|| at Nov 24, 2012 at 7:08 am
I saw warehouse directory on my master node:50070. There i saw Replication
having value *3* and Block size having value *128 MB*.
And i went to masternode:50030/jobtracker.jsp -> job -> map ( where details
of map and reduce are given) ->All task -> selected one task from
given list -> Machine. There's a table that shows up when i navigate till
the end after selecting a particular job in that Machine field was
*had detail as /default/master.mydomain.com.
Do let me know other ways to figure out the same as you mentioned.
My file is around 4.4 GB.
On Fri, Nov 23, 2012 at 4:14 PM, Deepak Tiwari wrote:
moving it to cdh-user..
well. I would rather say that Hadoop divides a file into multiple
blocks,and the block size which is configurable... then its replicated to
other nodes... How big is your file? If you go to namenode then go to dfs
browse and navigate to your file.. there you can see how and where the
blocks are populated.. You mentioned that you see it running only on Master
node..( probably ) How did you check that?

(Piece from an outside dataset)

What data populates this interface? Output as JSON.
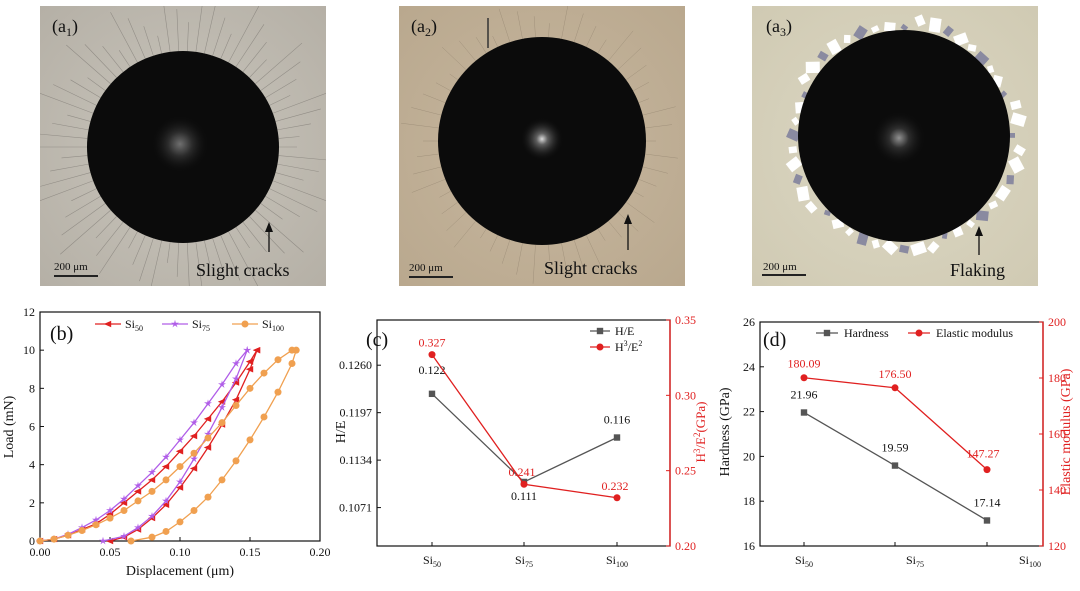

On Fri, Nov 23, 2012 at 4:02 PM, Mehal Patel wrote:
I know that hadoop divides whole file into multiple files and distributes
them on to the slave nodes. But in my case
i see whole (original file) file replicated onto each slave node's
warehouse directory. That is i dont get to see
small chunk of files on datanodes.
Do you know why is this the case ? Is there any config that has to be
done in order to carry out this kind of configuration ?
On Fri, Nov 23, 2012 at 4:00 PM, Mehal Patel wrote:
i see that all job run on only 1 node that is on master. I have also
included master node to be one of the datanode.
Can you please tell me how i can configure hadoop in such a manner that
will include slave nodes also to be a part of execution of
hive sequel query.
Also, when i execute a complex query job is creating around 20 map tasks
and 5 reduce tasks but probably they are getting
created only on master node.
On Fri, Nov 23, 2012 at 3:52 PM, Deepak Tiwari wrote:
Hive queries are nothing but are series of map reduce jobs. You can
see job execution is jobtracker, where in the job conf you can see the
actual query also, when you go to associated tasks and click on their log
output.. you can see which node they are running on. ( there are other ways
to see that too).
On Fri, Nov 23, 2012 at 2:14 PM, Mehal Patel wrote:
I have a hadoop cluster of 1 master node and 7 slave nodes. Now i am
using HIVE to analyze my huge data.
I have already imported data into HIVE tables. I am also able to run
queries and see correct output also.
My question is how can i know if all my slave node's are contributing
in executing hive sequel queries ?
Please let me know if somebody knows.